Already, our two largest cities have a combined population of around 10.5 million people and account for over 40% of the nation’s population. COVID-19 could see a more even distribution of Australia’s population.
Smaller capital cities and other locations with already sizeable populations that offer employment, housing and other opportunities – such as Adelaide, Perth and Canberra – could be amongst the greatest beneficiaries of this shift.
Finally, smaller cities and towns which have remained relatively unscathed by COVID-19, but which also offer employment, housing, retail, social opportunities while also having unique locational competitive advantages could also see renewed interest. Hobart is a prime example of this type of city.

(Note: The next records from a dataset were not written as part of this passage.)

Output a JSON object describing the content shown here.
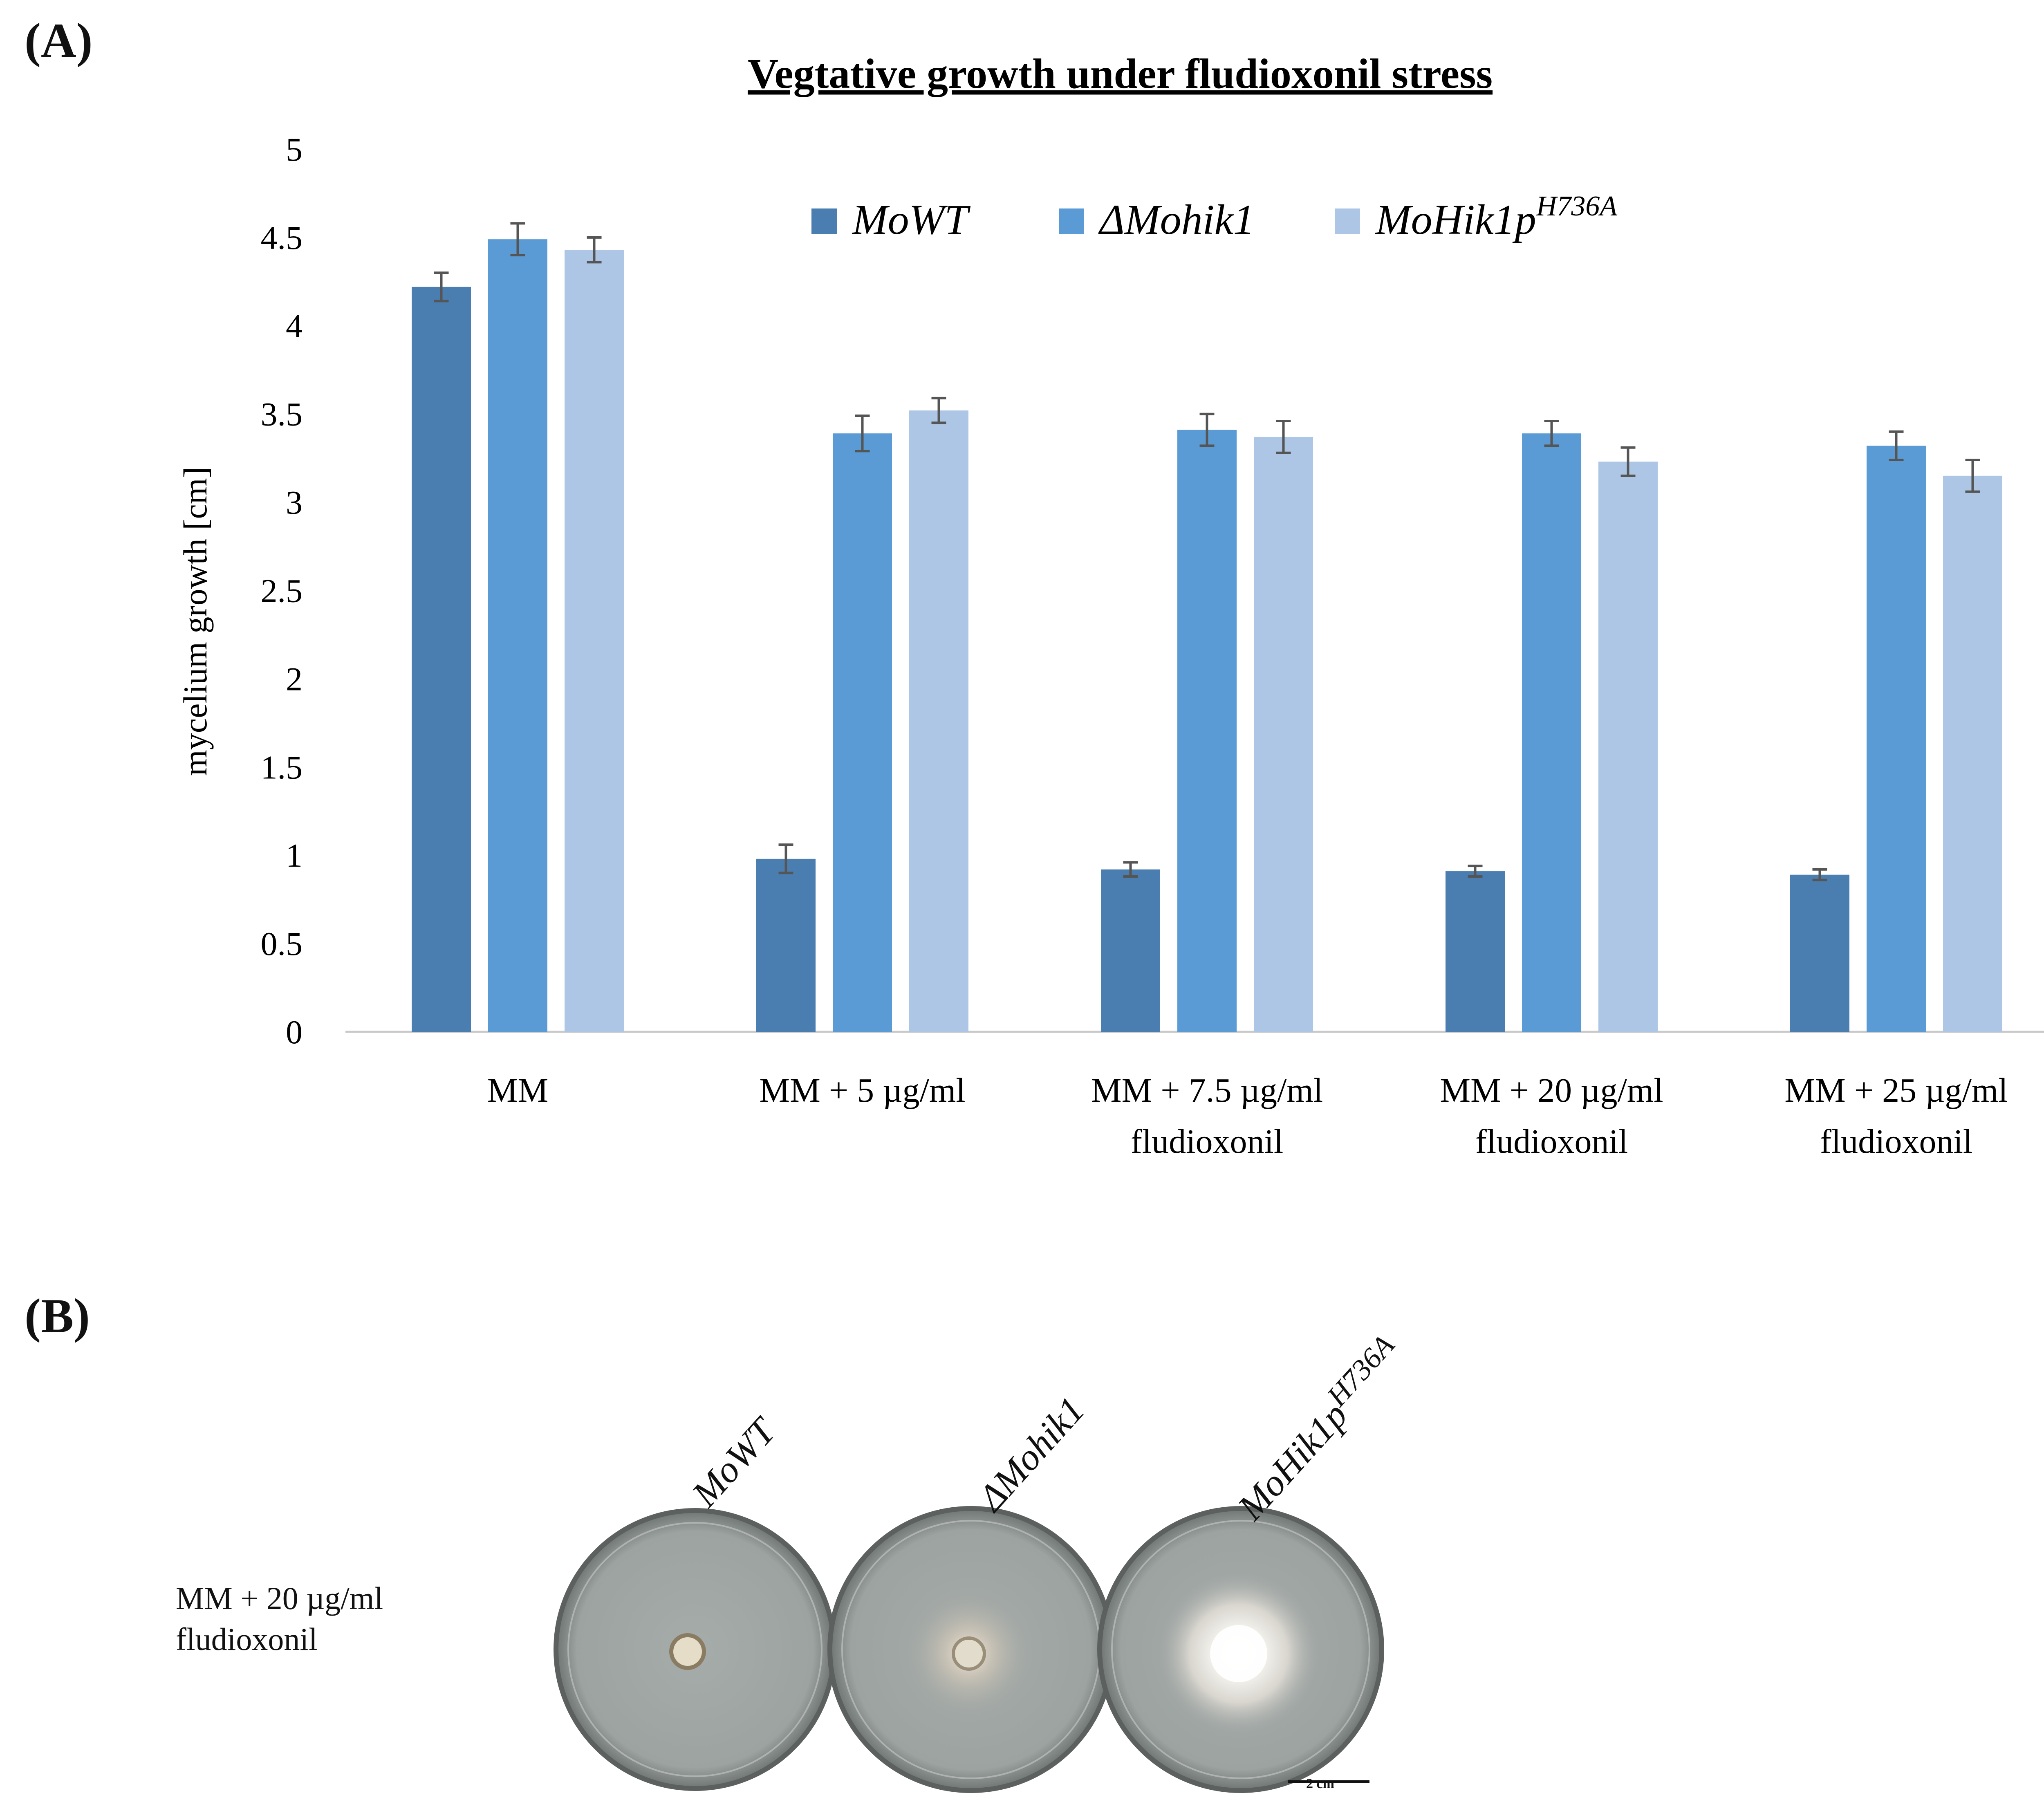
{
  "panel_a_label": "(A)",
  "panel_b_label": "(B)",
  "chart_data": {
    "type": "bar",
    "title": "Vegtative growth under fludioxonil stress",
    "xlabel": "",
    "ylabel": "mycelium growth [cm]",
    "ylim": [
      0,
      5
    ],
    "yticks": [
      "0",
      "0.5",
      "1",
      "1.5",
      "2",
      "2.5",
      "3",
      "3.5",
      "4",
      "4.5",
      "5"
    ],
    "ytick_values": [
      0,
      0.5,
      1,
      1.5,
      2,
      2.5,
      3,
      3.5,
      4,
      4.5,
      5
    ],
    "grid": false,
    "legend_position": "top-center",
    "categories": [
      [
        "MM"
      ],
      [
        "MM + 5 µg/ml"
      ],
      [
        "MM + 7.5 µg/ml",
        "fludioxonil"
      ],
      [
        "MM + 20 µg/ml",
        "fludioxonil"
      ],
      [
        "MM + 25 µg/ml",
        "fludioxonil"
      ]
    ],
    "series": [
      {
        "name": "MoWT",
        "superscript": "",
        "color": "#4a7eb1",
        "values": [
          4.22,
          0.98,
          0.92,
          0.91,
          0.89
        ],
        "errors": [
          0.08,
          0.08,
          0.04,
          0.03,
          0.03
        ]
      },
      {
        "name": "ΔMohik1",
        "superscript": "",
        "color": "#5b9bd5",
        "values": [
          4.49,
          3.39,
          3.41,
          3.39,
          3.32
        ],
        "errors": [
          0.09,
          0.1,
          0.09,
          0.07,
          0.08
        ]
      },
      {
        "name": "MoHik1p",
        "superscript": "H736A",
        "color": "#adc6e5",
        "values": [
          4.43,
          3.52,
          3.37,
          3.23,
          3.15
        ],
        "errors": [
          0.07,
          0.07,
          0.09,
          0.08,
          0.09
        ]
      }
    ]
  },
  "plates": {
    "condition_line1": "MM + 20 µg/ml",
    "condition_line2": "fludioxonil",
    "names": [
      "MoWT",
      "ΔMohik1",
      "MoHik1p"
    ],
    "superscript": "H736A",
    "scalebar_label": "2 cm"
  }
}
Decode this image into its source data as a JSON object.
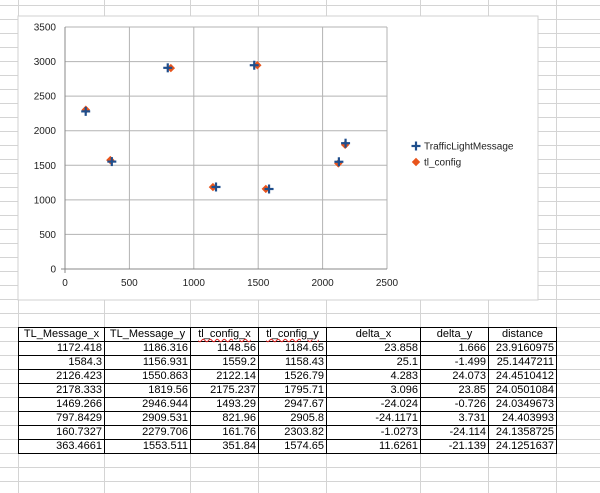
{
  "chart_data": {
    "type": "scatter",
    "xlim": [
      0,
      2500
    ],
    "ylim": [
      0,
      3500
    ],
    "x_ticks": [
      "0",
      "500",
      "1000",
      "1500",
      "2000",
      "2500"
    ],
    "y_ticks": [
      "0",
      "500",
      "1000",
      "1500",
      "2000",
      "2500",
      "3000",
      "3500"
    ],
    "grid": true,
    "legend_position": "right",
    "series": [
      {
        "name": "TrafficLightMessage",
        "marker": "plus",
        "color": "#1f4e8c",
        "points": [
          [
            1172.418,
            1186.316
          ],
          [
            1584.3,
            1156.931
          ],
          [
            2126.423,
            1550.863
          ],
          [
            2178.333,
            1819.56
          ],
          [
            1469.266,
            2946.944
          ],
          [
            797.8429,
            2909.531
          ],
          [
            160.7327,
            2279.706
          ],
          [
            363.4661,
            1553.511
          ]
        ]
      },
      {
        "name": "tl_config",
        "marker": "diamond",
        "color": "#e8541c",
        "points": [
          [
            1148.56,
            1184.65
          ],
          [
            1559.2,
            1158.43
          ],
          [
            2122.14,
            1526.79
          ],
          [
            2175.237,
            1795.71
          ],
          [
            1493.29,
            2947.67
          ],
          [
            821.96,
            2905.8
          ],
          [
            161.76,
            2303.82
          ],
          [
            351.84,
            1574.65
          ]
        ]
      }
    ]
  },
  "table": {
    "headers": [
      "TL_Message_x",
      "TL_Message_y",
      "tl_config_x",
      "tl_config_y",
      "delta_x",
      "delta_y",
      "distance"
    ],
    "rows": [
      [
        "1172.418",
        "1186.316",
        "1148.56",
        "1184.65",
        "23.858",
        "1.666",
        "23.9160975"
      ],
      [
        "1584.3",
        "1156.931",
        "1559.2",
        "1158.43",
        "25.1",
        "-1.499",
        "25.1447211"
      ],
      [
        "2126.423",
        "1550.863",
        "2122.14",
        "1526.79",
        "4.283",
        "24.073",
        "24.4510412"
      ],
      [
        "2178.333",
        "1819.56",
        "2175.237",
        "1795.71",
        "3.096",
        "23.85",
        "24.0501084"
      ],
      [
        "1469.266",
        "2946.944",
        "1493.29",
        "2947.67",
        "-24.024",
        "-0.726",
        "24.0349673"
      ],
      [
        "797.8429",
        "2909.531",
        "821.96",
        "2905.8",
        "-24.1171",
        "3.731",
        "24.403993"
      ],
      [
        "160.7327",
        "2279.706",
        "161.76",
        "2303.82",
        "-1.0273",
        "-24.114",
        "24.1358725"
      ],
      [
        "363.4661",
        "1553.511",
        "351.84",
        "1574.65",
        "11.6261",
        "-21.139",
        "24.1251637"
      ]
    ]
  }
}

Lifestyle – Work/Life Reimagined and Technology
Recent months has highlighted the power of the Internet and other information and community technologies to ensure that work and commerce can continue when physical offices and other places of employment are not accessible.
While web and video conferencing has been steadily growing in use, especially with ongoing improvements in technology, working from home has remained less common.
After our experience with COVID-19 in 2020, we can expect that both working from home and the use of web and video conferencing will see renewed interest and adoption.
Indeed, working from home could become the ‘new normal’ for some workers and sectors of the economy.
Over the medium to long term, we can expect a range of factors will add impetus to the working from home trend.
One set of factors (‘push’ drivers) include higher traffic congestion costs and decreasing affordability (affecting especially the inner and middle suburbs of our cities).
Another set of factors (‘pull’ drivers) includes the entry of new workers into the workforce more familiar with new technology (the ‘digital natives’).
These workers can be expected to fill the vacancies created by the exit and retirement of older workers less familiar with new technology (the ‘digital immigrants’).
The points raised in this piece represent an initial attempt to understand the first-round impacts of COVID-19 on the residential property market.
While considerable uncertainty remains and there is much to be understood it is now clear with every passing day that the Australian residential property market, like so many other aspects of our lives, has entered a new and very different era.